Matt started snow sculpting after visiting a museum where he saw a Moai figure. When looking at it he turned to his wife and said, “I think we could make that”. Which is exactly what they did the following winter, they actually made three snow Moai in one day. With that, Matt was hooked, he needed to learn more about snow sculpting. So he did his research, practiced different techniques, and got better at sculpting.
Something that surprised me was that Matt actually recommends using non-packing snow for sculptures. He mentioned that packing snow often has ice in it so as long as you learn to pack down your non-packing snow and let it sinter it actually makes for a smoother carve. What is sintering you ask? We had the same question, it’s when snowflakes start to bond together. For this to happen the snow has to be packed down tight in the pail either using your mitts or a pounder tool (you can find information on how to make one on Matt’s website). After that, you flip the pail upside down, take it off the snow, and let the snow sit to sinter, it can take a few hours depending on how cold it is outside.

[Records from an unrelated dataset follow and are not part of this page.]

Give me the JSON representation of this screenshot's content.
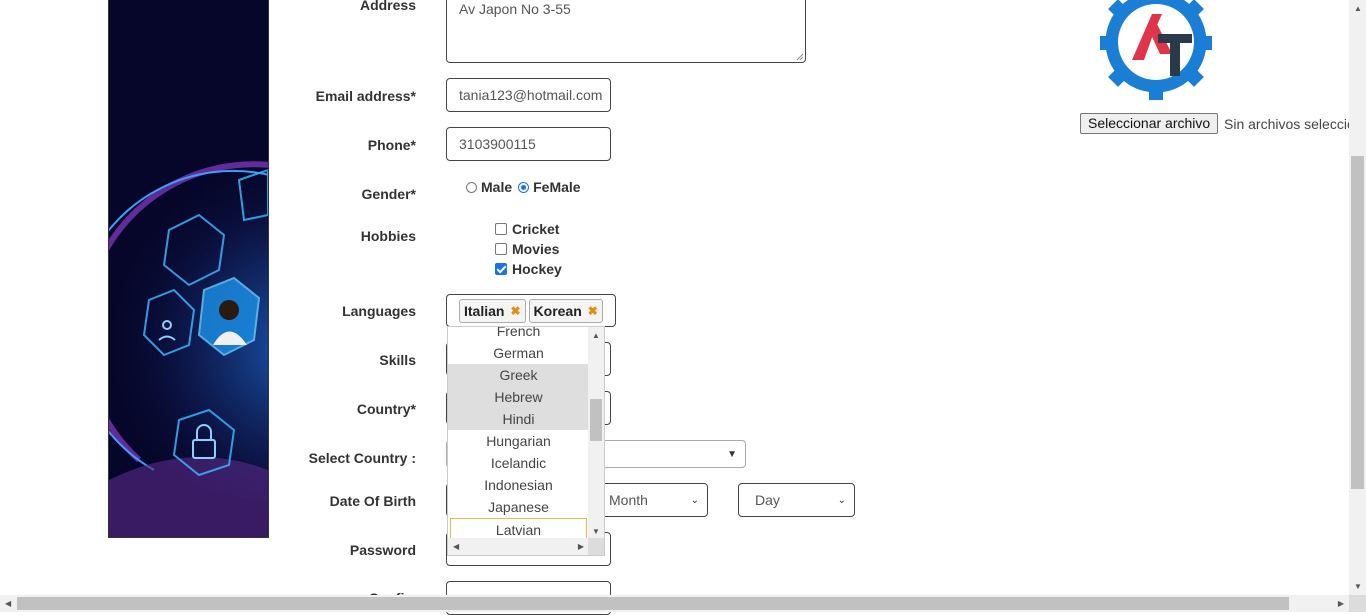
{
  "form": {
    "address_label": "Address",
    "address_value": "Av Japon No 3-55",
    "email_label": "Email address*",
    "email_value": "tania123@hotmail.com",
    "phone_label": "Phone*",
    "phone_value": "3103900115",
    "gender_label": "Gender*",
    "gender_options": [
      "Male",
      "FeMale"
    ],
    "gender_selected": "FeMale",
    "hobbies_label": "Hobbies",
    "hobbies": [
      {
        "label": "Cricket",
        "checked": false
      },
      {
        "label": "Movies",
        "checked": false
      },
      {
        "label": "Hockey",
        "checked": true
      }
    ],
    "languages_label": "Languages",
    "languages_selected": [
      "Italian",
      "Korean"
    ],
    "tag_remove_glyph": "✖",
    "skills_label": "Skills",
    "country_label": "Country*",
    "select_country_label": "Select Country :",
    "dob_label": "Date Of Birth",
    "dob_month": "Month",
    "dob_day": "Day",
    "password_label": "Password",
    "confirm_label_partial": "Confi..."
  },
  "language_dropdown": {
    "options": [
      "French",
      "German",
      "Greek",
      "Hebrew",
      "Hindi",
      "Hungarian",
      "Icelandic",
      "Indonesian",
      "Japanese",
      "Latvian"
    ],
    "highlighted": [
      "Greek",
      "Hebrew",
      "Hindi"
    ],
    "focused": "Latvian"
  },
  "upload": {
    "button_label": "Seleccionar archivo",
    "status_text": "Sin archivos seleccionados"
  },
  "colors": {
    "accent": "#1a73e8",
    "logo_blue": "#1a7fd4",
    "logo_red": "#e0344a",
    "logo_dark": "#2b3a4a",
    "tag_x": "#e88c10"
  },
  "icons": {
    "logo": "automation-testing-gear-logo",
    "banner_person": "person-avatar-icon",
    "banner_lock": "lock-icon",
    "banner_face": "face-icon"
  }
}
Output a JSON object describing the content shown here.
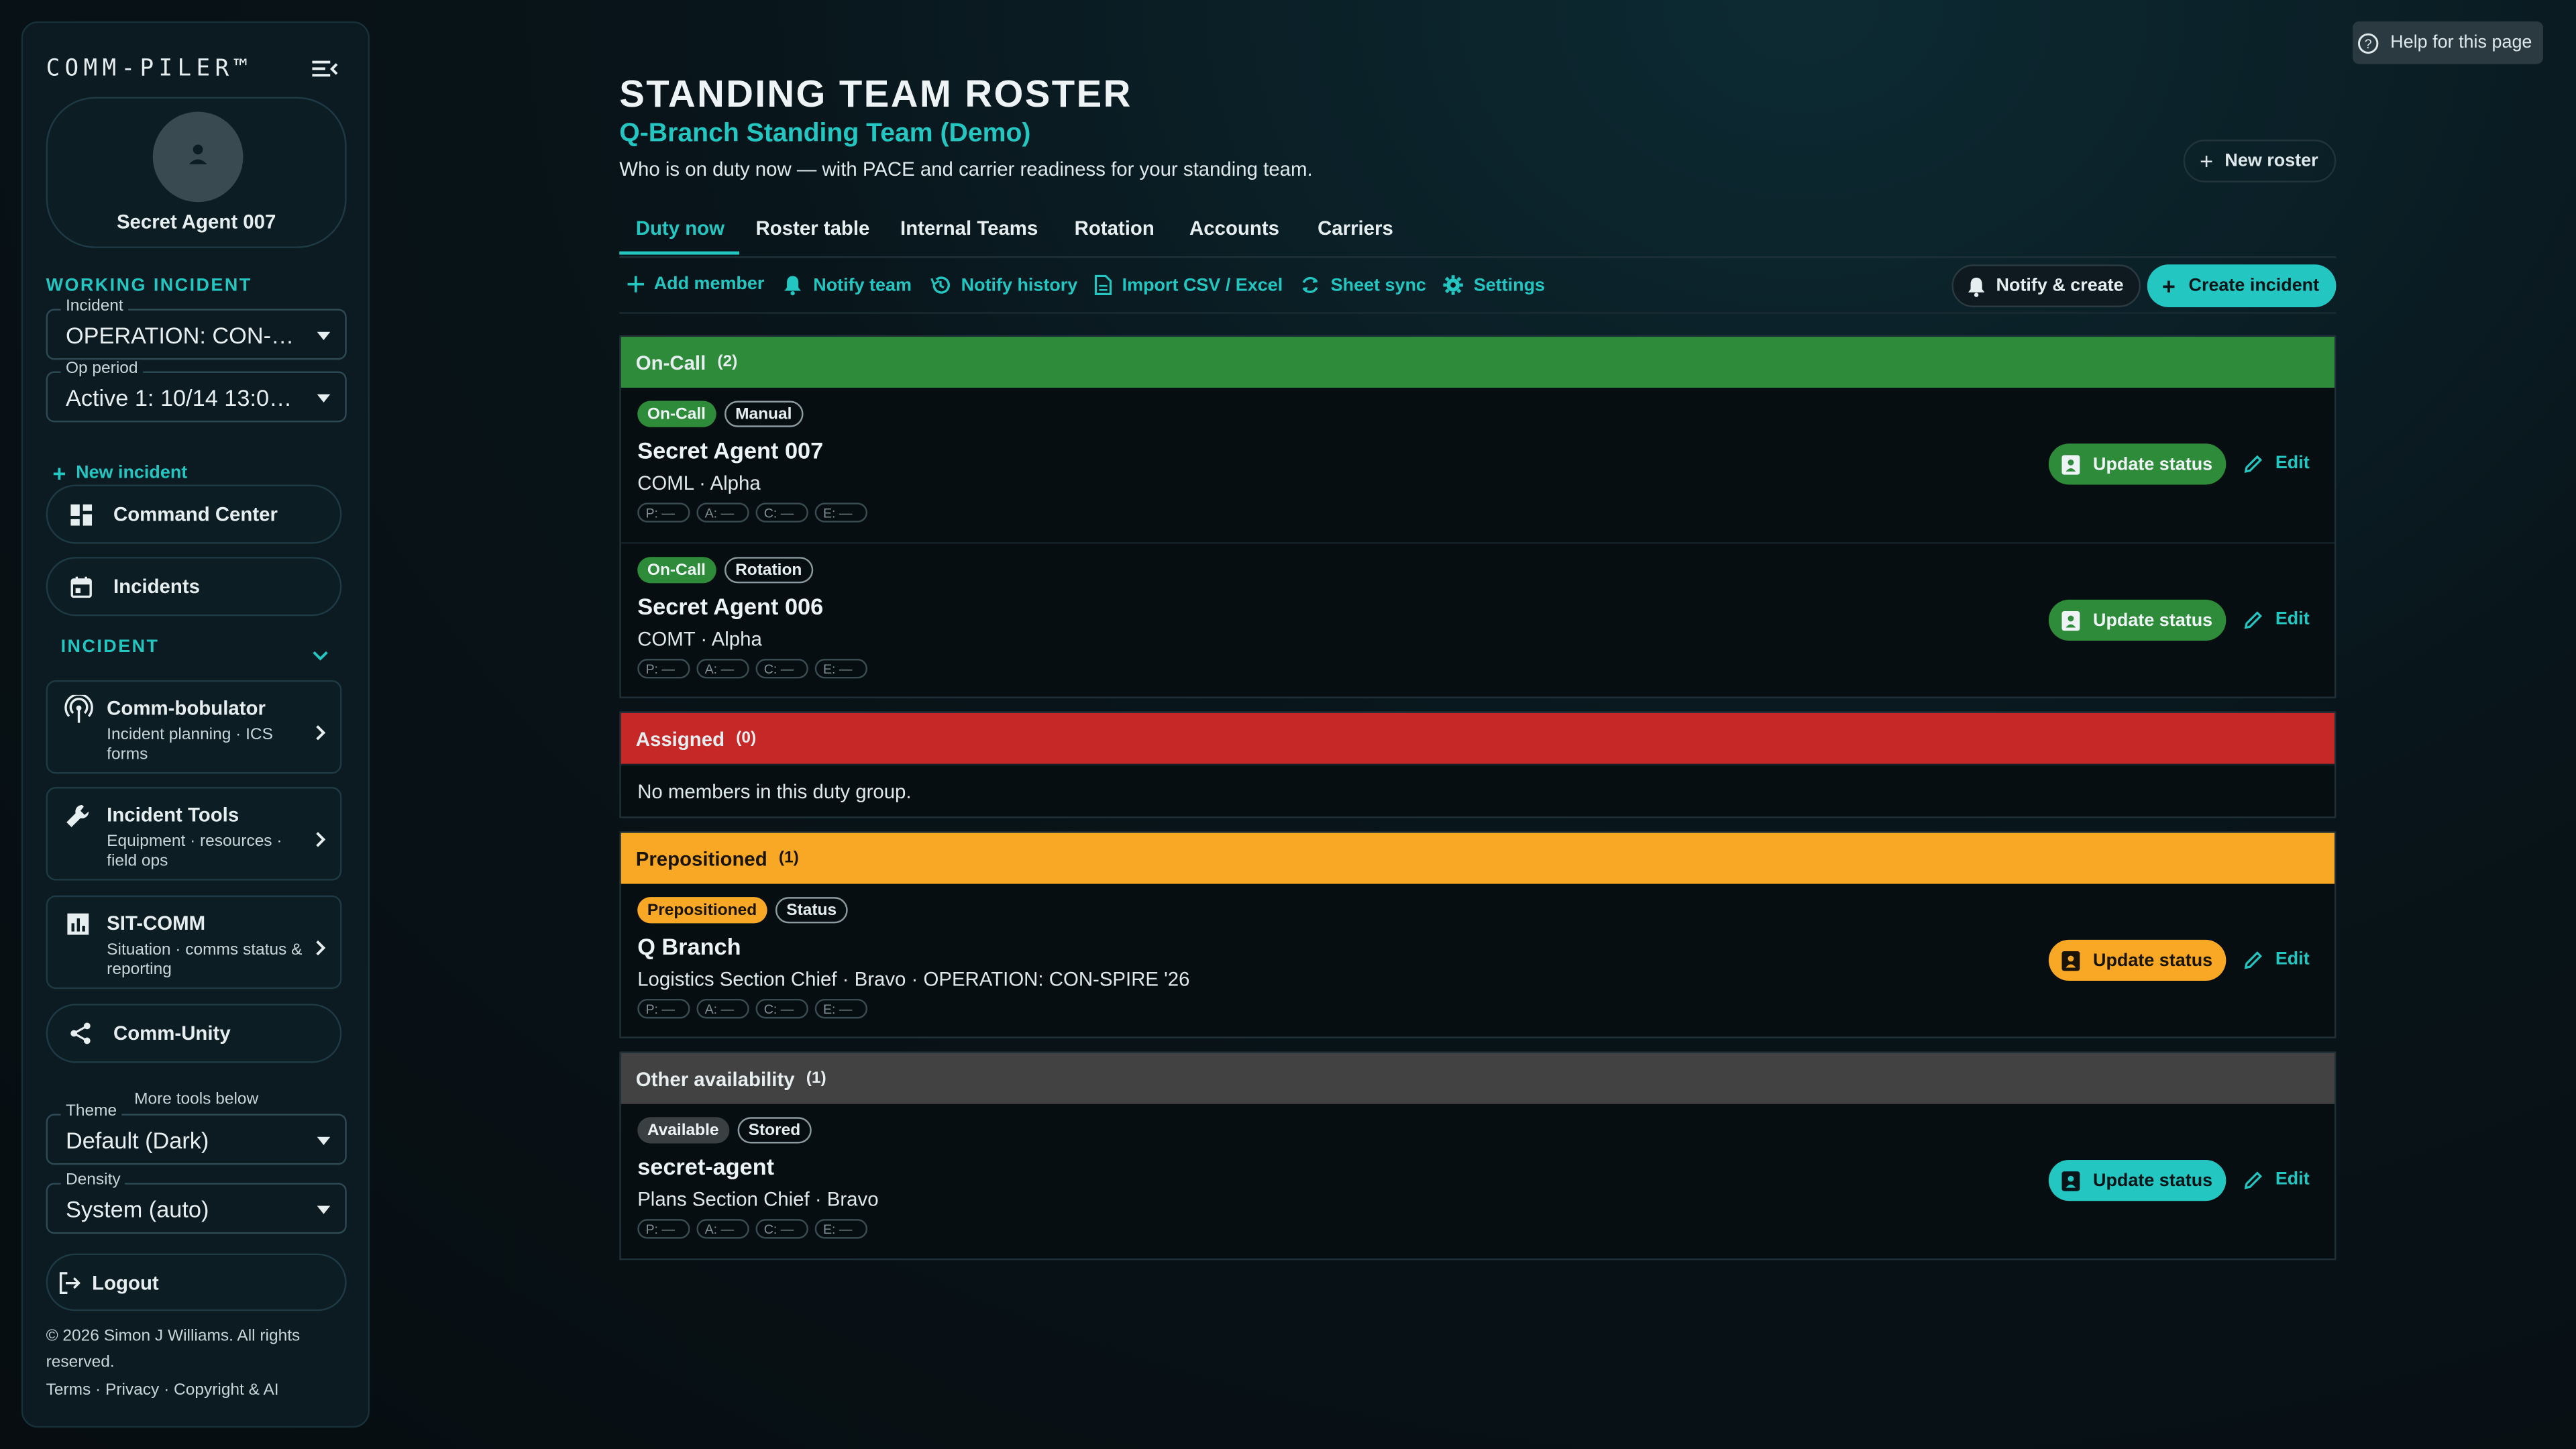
{
  "sidebar": {
    "brand": "COMM-PILER™",
    "user_name": "Secret Agent 007",
    "working_incident_label": "WORKING INCIDENT",
    "incident_field": {
      "label": "Incident",
      "value": "OPERATION: CON-SP..."
    },
    "op_period_field": {
      "label": "Op period",
      "value": "Active 1: 10/14 13:00–..."
    },
    "new_incident": "New incident",
    "command_center": "Command Center",
    "incidents": "Incidents",
    "incident_section": "INCIDENT",
    "tools": [
      {
        "title": "Comm-bobulator",
        "sub": "Incident planning · ICS forms"
      },
      {
        "title": "Incident Tools",
        "sub": "Equipment · resources · field ops"
      },
      {
        "title": "SIT-COMM",
        "sub": "Situation · comms status & reporting"
      }
    ],
    "comm_unity": "Comm-Unity",
    "more_tools": "More tools below",
    "theme_field": {
      "label": "Theme",
      "value": "Default (Dark)"
    },
    "density_field": {
      "label": "Density",
      "value": "System (auto)"
    },
    "logout": "Logout",
    "copyright": "© 2026 Simon J Williams. All rights reserved.",
    "legal": "Terms · Privacy · Copyright & AI"
  },
  "header": {
    "help": "Help for this page",
    "title": "STANDING TEAM ROSTER",
    "subtitle": "Q-Branch Standing Team (Demo)",
    "description": "Who is on duty now — with PACE and carrier readiness for your standing team.",
    "new_roster": "New roster"
  },
  "tabs": [
    "Duty now",
    "Roster table",
    "Internal Teams",
    "Rotation",
    "Accounts",
    "Carriers"
  ],
  "toolbar": {
    "add_member": "Add member",
    "notify_team": "Notify team",
    "notify_history": "Notify history",
    "import": "Import CSV / Excel",
    "sheet_sync": "Sheet sync",
    "settings": "Settings",
    "notify_create": "Notify & create",
    "create_incident": "Create incident"
  },
  "pace_labels": [
    "P: —",
    "A: —",
    "C: —",
    "E: —"
  ],
  "actions": {
    "update_status": "Update status",
    "edit": "Edit"
  },
  "groups": [
    {
      "name": "On-Call",
      "count": "(2)",
      "color": "#2e8b3a",
      "members": [
        {
          "badge": "On-Call",
          "source": "Manual",
          "name": "Secret Agent 007",
          "role": "COML · Alpha"
        },
        {
          "badge": "On-Call",
          "source": "Rotation",
          "name": "Secret Agent 006",
          "role": "COMT · Alpha"
        }
      ]
    },
    {
      "name": "Assigned",
      "count": "(0)",
      "color": "#c62828",
      "empty": "No members in this duty group."
    },
    {
      "name": "Prepositioned",
      "count": "(1)",
      "color": "#f9a825",
      "members": [
        {
          "badge": "Prepositioned",
          "source": "Status",
          "name": "Q Branch",
          "role": "Logistics Section Chief · Bravo · OPERATION: CON-SPIRE '26"
        }
      ]
    },
    {
      "name": "Other availability",
      "count": "(1)",
      "color": "#424242",
      "members": [
        {
          "badge": "Available",
          "source": "Stored",
          "name": "secret-agent",
          "role": "Plans Section Chief · Bravo"
        }
      ]
    }
  ],
  "colors": {
    "accent": "#23c6c0",
    "on_call": "#2e8b3a",
    "assigned": "#c62828",
    "prepositioned": "#f9a825",
    "other": "#424242"
  }
}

Now that you know a little more about how cool (pun intended) snow sculpting is, let’s talk about how you can get in on this action too. Matt has a website as well as social media platforms that are full of the information you need to get started in snow sculpting.
His YouTube videos are a valuable source of information where he does tutorials, share tips and tricks, and even showcases some of his own work. In the summer of 2020, Matt already knew it was going to be a difficult winter, so he decided to start developing a snow sculpting club that he would launch later that year.
He hoped that having an activity that is outdoors, socially distanced, and that kids can participate in would help a lot of people get through an especially difficult winter. Anyone from anywhere in the world can be a part of the club, so long as they are willing to follow the principles of the club. There is even a whole section for kids with badges to colour and cut out as they work their way through the program. It starts with building your first snow tower, and it ends with sculpting a penguin. The best part is that it’s completely free to join the club, Matt believes snow sculpting can be for everyone so wanted to make sure all the resources were accessible to all.
The community Matt has created through snow sculpting is an unexpected result of him simply falling in love with an activity and wanting to share it with the world. While chatting, he said that, “half the […] fun is figuring out just how to build the towers and carve them, and the other half of the fun, that I didn’t expect, was all my neighbours walking by. We would get into these awesome conversations and just hang out.” Matt has been an inspiration to more than just his neighbours, there is an upcoming snow sculpting challenge in Riverview, New Brunswick that was inspired by him.
We will leave you with some advice from Matt. He recommended an easy project if this is your first try at snow sculpting. He recommends using a five-gallon pail to make your block, and then carving a gnome into it. Matt has an entire page on his website dedicated to teaching you how to make a snow gnome. So get out there, get sculpting, and if you feel like showing off your work make sure you use #snowsculptingclub so Matt can see what you make!